LUCAS: A Low-Power Ultra-Low Jitter Compact ASIC for SiPM Targetting ToF-CT
Seyed Arash Katourani
TL;DR
The paper addresses the need for fast, low-jitter SiPM readout in ToF-CT with high channel counts. It introduces LUCAS, an 8-channel analog front-end implemented in 65 nm LP CMOS at 1.2 V, featuring a low-input-impedance preamplifier based on a flipped voltage follower and a comparator, augmented by a bypass path and dual-bias scheme to optimize gain and jitter performance. Simulation results predict per-channel power around 3.2 mW, timing jitter below 40 ps FWHM SPTR, and a 3.9 GHz unity-gain bandwidth, with detailed SiPM modeling and wire-bonding effects included; the device was submitted for fabrication with August 2023 delivery. The work enables compact, high-density timing readouts suitable for ToF-CT and related imaging modalities, with planned future expansions to 64/96 channels and integration of TDCs and specialized SiPM assemblies to further reduce parasitics and heat.
Abstract
We present LUCAS (Low power Ultra-low jitter Compact ASIC for SiPM), an analog front-end for Silicon Photomultipliers (SiPM) targeting fast timing detectors in Time-of-Flight Computed Tomography (ToF-CT). LUCAS features a very low input impedance preamplifier followed by a voltage comparator.
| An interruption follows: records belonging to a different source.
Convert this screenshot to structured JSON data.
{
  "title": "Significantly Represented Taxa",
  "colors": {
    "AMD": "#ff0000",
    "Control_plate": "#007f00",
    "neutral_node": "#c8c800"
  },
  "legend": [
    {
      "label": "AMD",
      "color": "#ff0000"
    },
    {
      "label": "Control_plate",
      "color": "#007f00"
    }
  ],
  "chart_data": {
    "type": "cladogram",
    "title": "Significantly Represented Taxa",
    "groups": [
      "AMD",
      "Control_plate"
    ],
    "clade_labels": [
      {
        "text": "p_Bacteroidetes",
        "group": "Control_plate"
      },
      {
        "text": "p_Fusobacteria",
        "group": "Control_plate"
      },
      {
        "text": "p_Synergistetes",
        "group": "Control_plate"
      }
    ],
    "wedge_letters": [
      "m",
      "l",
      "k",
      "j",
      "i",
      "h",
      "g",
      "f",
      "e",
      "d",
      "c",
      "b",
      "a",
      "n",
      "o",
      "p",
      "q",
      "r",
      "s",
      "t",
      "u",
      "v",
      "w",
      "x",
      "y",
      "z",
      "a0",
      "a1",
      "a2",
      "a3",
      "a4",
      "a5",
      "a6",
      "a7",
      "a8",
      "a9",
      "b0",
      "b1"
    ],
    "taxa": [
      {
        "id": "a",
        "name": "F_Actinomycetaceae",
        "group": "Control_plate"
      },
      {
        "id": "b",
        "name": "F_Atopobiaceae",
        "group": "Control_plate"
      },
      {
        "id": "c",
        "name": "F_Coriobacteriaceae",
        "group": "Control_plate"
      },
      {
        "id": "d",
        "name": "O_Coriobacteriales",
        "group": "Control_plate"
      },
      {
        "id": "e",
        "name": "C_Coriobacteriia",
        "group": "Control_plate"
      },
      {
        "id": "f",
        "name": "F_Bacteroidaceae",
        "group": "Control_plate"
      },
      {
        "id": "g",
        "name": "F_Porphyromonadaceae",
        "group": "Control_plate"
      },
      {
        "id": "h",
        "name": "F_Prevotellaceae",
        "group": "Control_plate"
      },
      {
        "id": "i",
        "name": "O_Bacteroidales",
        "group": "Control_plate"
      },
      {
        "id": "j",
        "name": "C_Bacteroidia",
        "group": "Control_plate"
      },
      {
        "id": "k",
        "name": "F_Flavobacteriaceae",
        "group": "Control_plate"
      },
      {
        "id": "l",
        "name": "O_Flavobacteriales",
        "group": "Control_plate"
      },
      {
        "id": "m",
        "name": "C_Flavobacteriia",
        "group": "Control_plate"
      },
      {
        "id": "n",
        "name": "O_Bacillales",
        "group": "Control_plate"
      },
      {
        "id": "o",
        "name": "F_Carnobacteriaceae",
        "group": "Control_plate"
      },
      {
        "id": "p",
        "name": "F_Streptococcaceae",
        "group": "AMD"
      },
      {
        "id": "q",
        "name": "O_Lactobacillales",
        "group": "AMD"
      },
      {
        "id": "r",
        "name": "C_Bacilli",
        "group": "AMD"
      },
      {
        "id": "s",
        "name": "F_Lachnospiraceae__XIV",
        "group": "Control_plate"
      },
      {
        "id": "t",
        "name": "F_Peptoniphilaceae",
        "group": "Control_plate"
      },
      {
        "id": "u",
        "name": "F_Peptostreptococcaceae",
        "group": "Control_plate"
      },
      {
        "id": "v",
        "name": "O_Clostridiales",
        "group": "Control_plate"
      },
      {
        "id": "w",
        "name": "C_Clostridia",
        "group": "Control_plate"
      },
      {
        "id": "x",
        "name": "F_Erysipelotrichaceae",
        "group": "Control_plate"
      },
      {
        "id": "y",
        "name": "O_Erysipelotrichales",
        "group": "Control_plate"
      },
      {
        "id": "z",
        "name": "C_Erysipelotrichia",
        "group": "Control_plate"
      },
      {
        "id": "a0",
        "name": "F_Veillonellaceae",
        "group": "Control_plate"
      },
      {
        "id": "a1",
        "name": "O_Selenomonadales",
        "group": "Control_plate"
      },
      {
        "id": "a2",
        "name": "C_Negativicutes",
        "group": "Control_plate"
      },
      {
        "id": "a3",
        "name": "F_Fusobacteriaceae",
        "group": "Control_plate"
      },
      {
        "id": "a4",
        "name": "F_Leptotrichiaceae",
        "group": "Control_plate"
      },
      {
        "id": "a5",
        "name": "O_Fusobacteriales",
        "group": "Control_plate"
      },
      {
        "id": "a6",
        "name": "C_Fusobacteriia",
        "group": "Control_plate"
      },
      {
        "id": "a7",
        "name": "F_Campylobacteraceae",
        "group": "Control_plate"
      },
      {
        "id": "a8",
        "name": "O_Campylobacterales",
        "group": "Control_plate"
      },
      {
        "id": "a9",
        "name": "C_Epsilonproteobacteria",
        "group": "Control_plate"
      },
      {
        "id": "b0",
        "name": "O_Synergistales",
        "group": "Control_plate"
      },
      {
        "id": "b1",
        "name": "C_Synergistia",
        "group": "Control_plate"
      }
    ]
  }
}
It is designed in TSMC 65 nm low-power CMOS technology with a power supply of 1.2 V. Our first 8-channel prototype has been sent to fabrication and will be received in August 2023. Post-layout simulations predict less than 40 ps FWHM SPTR jitter and an approximate power consumption of 3.2 mW per channel. The front end is suitable for applications with rigorous jitter requirements and high event rates, thanks to its 3.9 GHz unity-gain bandwidth. The front-end compact form factor will facilitate its incorporation into systems demanding high channel densities.